Do you havea real picture rather than a drawing that could be compliant?


----------



## Papio Bldg Dept (Apr 20, 2011)

This would be an example.  notice the brick textured concrete between the two ramps.  In this case, the flares exceed 10%.


----------



## mark handler (Apr 20, 2011)

ADAAG406.3 Sides of Curb Ramps. *Where provided, *curb ramp flares shall not be steeper than 1:10.

Don't provide flares


----------



## mark handler (Apr 20, 2011)




----------



## Papio Bldg Dept (Apr 20, 2011)

Would a raised curb, infilled with brick textured concrete, accomplish similiar compliance with the Dan Burden photo you posted?

example:


----------



## mark handler (Apr 20, 2011)

You need to have something, landscaping, or other barrier to keep people from the "curb" hazzard.

IMPO no brick textured concrete does not comply, see the second picture.

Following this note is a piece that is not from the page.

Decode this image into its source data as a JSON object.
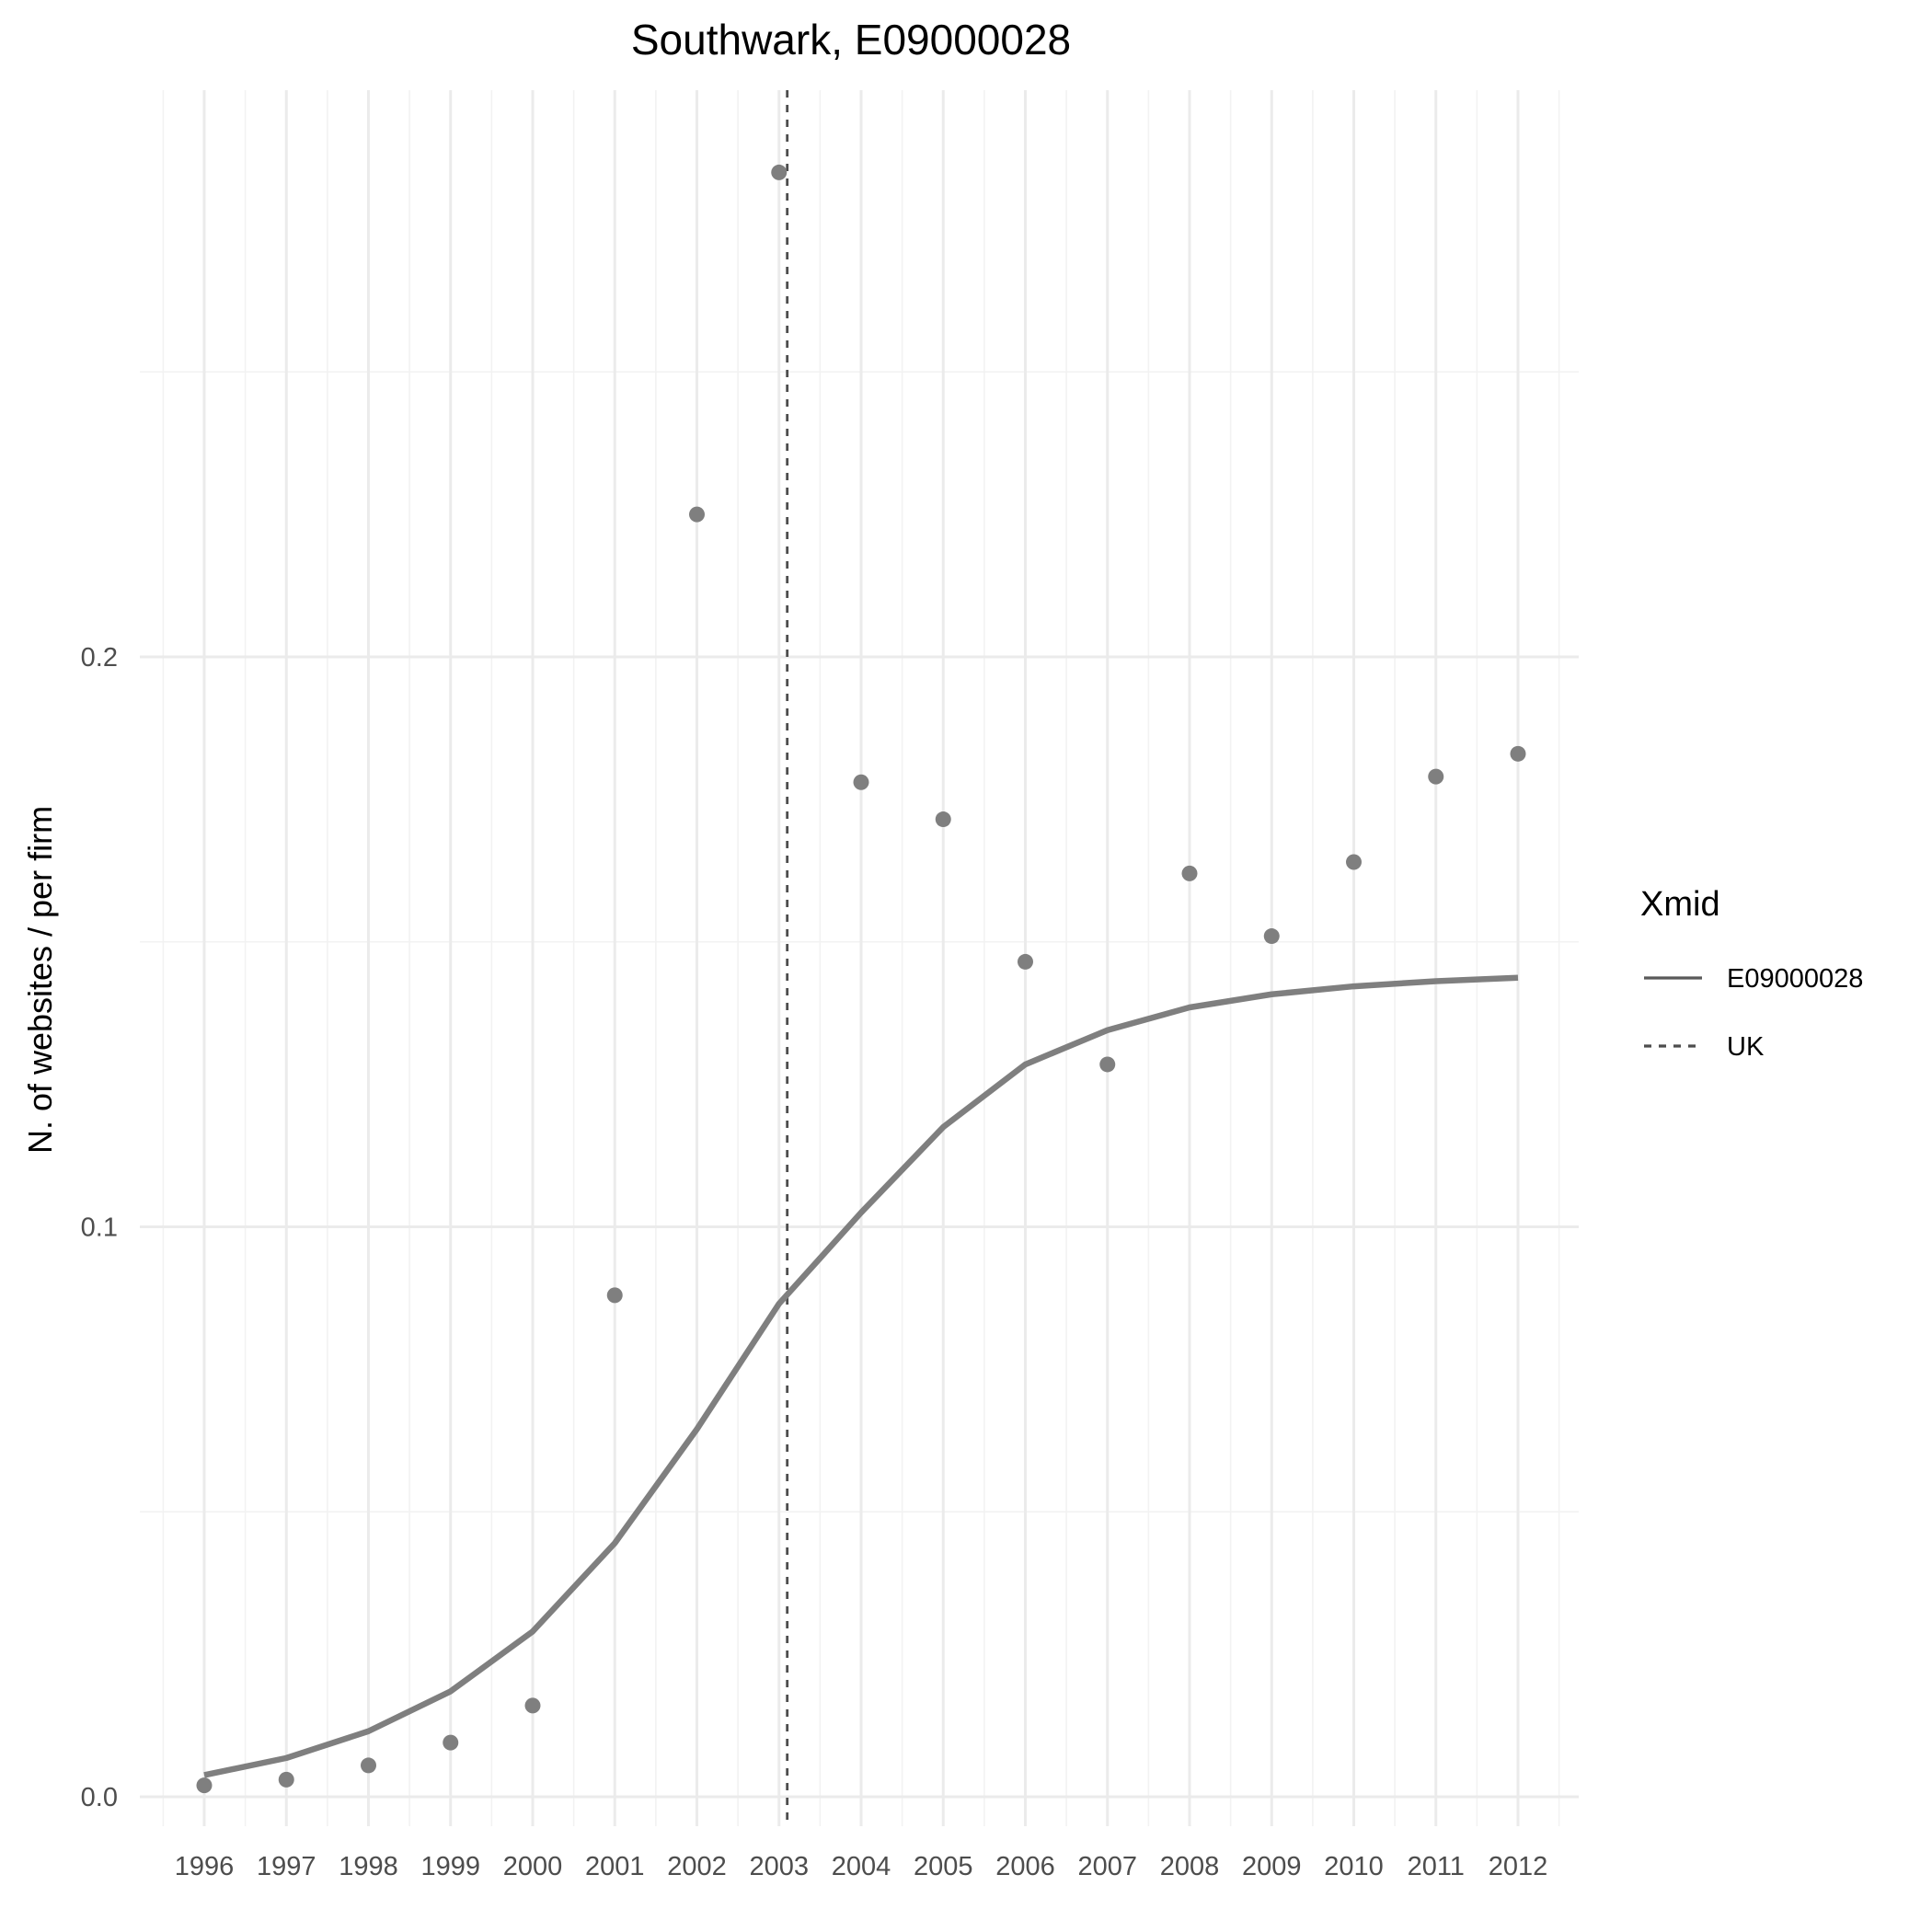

Maybe you should talk with your ADA coordinator, there are liability issues when designing curb ramps.


----------



## Papio Bldg Dept (Apr 20, 2011)

That is my opinion as well.  I have contacted my regional ADA center, and have not received a response back.  I have also contacted the access boards assistance help line in the past on such matters, and will be doing so again.  Defining the threshold for a curb hazard is proving more difficult than I like.  Thanks for your input.


----------



## pwood (Apr 20, 2011)

mark handler said:
			
		

> ADAAG406.3 Sides of Curb Ramps. *Where provided, *curb ramp flares shall not be steeper than 1:10.Don't provide flares


truncated domes?


----------



## mark handler (Apr 20, 2011)

Truncated domes, Not an issue in this discussion.


----------



## pwood (Apr 20, 2011)

mark handler said:
			
		

> Truncated domes, Not an issue in this discussion.


good comeback!


----------